Aguardé diez minutos y finalmente la puerta de la zona de espera se abrió y Adam entró en la habitación. La expresión de su rostro me advirtió que tendría que ir con pies de plomo. Su mirada era adusta. Tenía la camisa arrugada como si hubiese dormido con ella puesta, aunque obviamente no era así porque sus ojos estaban cansados y enojados. Si aquel era Adam después de calmarse, me asustaba pensar cómo había estado unas horas antes.
—Sabe que no es legal encerrarme tanto rato —le gruñó al gardaí—. Conozco mis derechos.
—No quiero volver a verle por aquí, ¿entendido? —le contestó el oficial, señalándolo con un dedo amenazador.
—¿Estás bien? —pregunté en voz baja.
Me fulminó con la mirada y se marchó hecho una furia.
—Lo hemos encontrado en el banco de un parque, mirando a los niños que estaban jugando. Los padres se han inquietado, recelosos, y nos han avisado para que fuéramos a echar un vistazo. Me he acercado para hacerle unas preguntas y ha perdido la cabeza.
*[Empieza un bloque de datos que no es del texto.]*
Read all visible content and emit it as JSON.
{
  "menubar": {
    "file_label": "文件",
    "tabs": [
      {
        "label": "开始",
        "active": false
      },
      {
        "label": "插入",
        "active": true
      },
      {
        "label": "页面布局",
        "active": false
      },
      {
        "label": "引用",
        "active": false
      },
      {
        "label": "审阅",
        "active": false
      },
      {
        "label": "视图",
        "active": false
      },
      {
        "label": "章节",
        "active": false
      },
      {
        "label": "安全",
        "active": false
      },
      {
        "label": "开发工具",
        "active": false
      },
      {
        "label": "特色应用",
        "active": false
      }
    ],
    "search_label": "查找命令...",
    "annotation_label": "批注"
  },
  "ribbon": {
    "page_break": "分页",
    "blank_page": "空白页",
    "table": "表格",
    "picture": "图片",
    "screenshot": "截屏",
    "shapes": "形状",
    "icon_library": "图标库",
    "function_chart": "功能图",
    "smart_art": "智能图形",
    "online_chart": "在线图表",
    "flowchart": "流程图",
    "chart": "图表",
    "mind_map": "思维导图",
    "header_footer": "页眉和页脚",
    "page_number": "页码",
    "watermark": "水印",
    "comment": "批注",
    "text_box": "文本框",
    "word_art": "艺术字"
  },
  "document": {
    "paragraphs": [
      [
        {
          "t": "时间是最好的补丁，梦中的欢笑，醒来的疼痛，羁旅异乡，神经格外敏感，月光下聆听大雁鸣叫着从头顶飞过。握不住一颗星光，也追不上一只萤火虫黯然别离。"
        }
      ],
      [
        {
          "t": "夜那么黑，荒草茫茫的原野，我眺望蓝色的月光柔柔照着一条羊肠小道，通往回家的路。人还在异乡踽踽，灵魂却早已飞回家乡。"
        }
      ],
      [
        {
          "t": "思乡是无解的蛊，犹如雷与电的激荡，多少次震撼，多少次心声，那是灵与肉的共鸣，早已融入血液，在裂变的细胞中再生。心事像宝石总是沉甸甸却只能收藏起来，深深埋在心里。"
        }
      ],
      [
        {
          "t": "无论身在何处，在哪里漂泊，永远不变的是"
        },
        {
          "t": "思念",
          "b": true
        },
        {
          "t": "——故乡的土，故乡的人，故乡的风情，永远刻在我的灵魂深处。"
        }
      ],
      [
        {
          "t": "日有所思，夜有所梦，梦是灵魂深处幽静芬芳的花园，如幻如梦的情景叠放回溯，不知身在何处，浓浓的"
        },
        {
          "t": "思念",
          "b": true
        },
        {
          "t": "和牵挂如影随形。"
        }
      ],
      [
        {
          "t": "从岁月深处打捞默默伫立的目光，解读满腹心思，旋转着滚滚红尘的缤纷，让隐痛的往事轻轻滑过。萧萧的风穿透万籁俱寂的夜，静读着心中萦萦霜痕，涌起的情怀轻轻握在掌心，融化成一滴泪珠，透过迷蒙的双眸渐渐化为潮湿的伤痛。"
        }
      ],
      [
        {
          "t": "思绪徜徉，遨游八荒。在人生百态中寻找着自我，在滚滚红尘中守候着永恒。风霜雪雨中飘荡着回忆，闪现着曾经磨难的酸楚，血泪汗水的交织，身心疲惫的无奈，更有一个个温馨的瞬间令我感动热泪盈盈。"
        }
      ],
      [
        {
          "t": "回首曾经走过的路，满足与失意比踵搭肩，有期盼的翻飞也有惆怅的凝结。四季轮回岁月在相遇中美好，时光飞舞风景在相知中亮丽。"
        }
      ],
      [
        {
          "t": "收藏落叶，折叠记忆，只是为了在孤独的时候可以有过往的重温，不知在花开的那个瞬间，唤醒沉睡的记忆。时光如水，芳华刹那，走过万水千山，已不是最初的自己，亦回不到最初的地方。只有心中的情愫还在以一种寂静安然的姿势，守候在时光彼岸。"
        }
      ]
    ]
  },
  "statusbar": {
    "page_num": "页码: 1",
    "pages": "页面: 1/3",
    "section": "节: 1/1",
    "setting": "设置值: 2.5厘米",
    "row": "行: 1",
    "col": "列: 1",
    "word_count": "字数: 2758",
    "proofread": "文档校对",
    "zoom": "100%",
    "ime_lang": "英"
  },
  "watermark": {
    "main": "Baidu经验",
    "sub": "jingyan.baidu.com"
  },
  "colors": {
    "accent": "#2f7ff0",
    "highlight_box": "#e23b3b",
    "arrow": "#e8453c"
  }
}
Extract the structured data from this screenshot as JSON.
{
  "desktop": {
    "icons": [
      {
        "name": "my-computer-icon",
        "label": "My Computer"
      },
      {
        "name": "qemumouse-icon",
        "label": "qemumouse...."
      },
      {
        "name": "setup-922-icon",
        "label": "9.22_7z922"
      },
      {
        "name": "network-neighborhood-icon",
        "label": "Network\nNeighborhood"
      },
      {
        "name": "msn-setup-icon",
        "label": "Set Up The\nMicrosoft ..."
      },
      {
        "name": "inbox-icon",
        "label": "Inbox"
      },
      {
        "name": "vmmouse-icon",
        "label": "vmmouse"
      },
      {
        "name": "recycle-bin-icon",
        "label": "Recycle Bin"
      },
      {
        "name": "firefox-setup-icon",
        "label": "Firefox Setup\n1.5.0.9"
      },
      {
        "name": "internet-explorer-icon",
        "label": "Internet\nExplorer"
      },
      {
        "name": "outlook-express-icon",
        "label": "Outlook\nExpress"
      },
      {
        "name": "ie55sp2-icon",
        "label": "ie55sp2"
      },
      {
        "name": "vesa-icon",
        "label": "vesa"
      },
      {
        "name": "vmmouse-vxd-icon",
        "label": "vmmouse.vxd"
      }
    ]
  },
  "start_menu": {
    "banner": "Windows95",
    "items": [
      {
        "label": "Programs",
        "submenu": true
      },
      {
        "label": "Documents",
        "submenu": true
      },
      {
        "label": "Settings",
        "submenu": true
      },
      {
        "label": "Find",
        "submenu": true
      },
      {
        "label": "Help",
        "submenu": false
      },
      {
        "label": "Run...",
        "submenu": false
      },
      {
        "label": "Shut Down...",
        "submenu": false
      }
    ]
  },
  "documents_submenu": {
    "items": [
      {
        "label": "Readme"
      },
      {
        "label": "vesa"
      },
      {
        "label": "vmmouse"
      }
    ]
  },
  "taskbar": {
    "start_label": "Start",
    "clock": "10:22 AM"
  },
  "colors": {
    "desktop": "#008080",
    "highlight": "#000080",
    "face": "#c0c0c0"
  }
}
—¿Y por eso lo han encerrado?
—Hablando a un gardaí como lo ha hecho, tiene suerte de que no presentara cargos contra él. Tiene que hablar con alguien, ese muchacho. Y usted debería tener cuidado —me advirtió.
Salí a la calle en busca de Adam, suponiendo que habría desaparecido. Pero allí estaba, de pie junto al coche.
—Perdona que no diera señales de vida en toda la tarde. Amelia estaba destrozada porque ha roto con su novio.
No pareció afectarlo la desgracia de mi amiga y no lo culpé después de lo que le había pasado durante la tarde.
—Estaba a punto de llamarte para decirte que ya iba de camino cuando ha descubierto que su madre había sufrido un derrame cerebral. Hemos llamado a una ambulancia pero ya era demasiado tarde, estaba muerta. Después de eso, no podía marcharme sin más.
De repente, estaba cansada. Muy, muy cansada.
Adam dejó de apretar la mandíbula.
—Lo siento por ella.
Fuimos en coche hasta el apartamento en silencio y cuando entramos contempló las habitaciones vacías, las paredes desnudas, mi edredón de Spider-Man.
—Perdona, pero esto es lo que hay —dije, avergonzada—. Es de alquiler. Todas mis cosas están retenidas como rehenes.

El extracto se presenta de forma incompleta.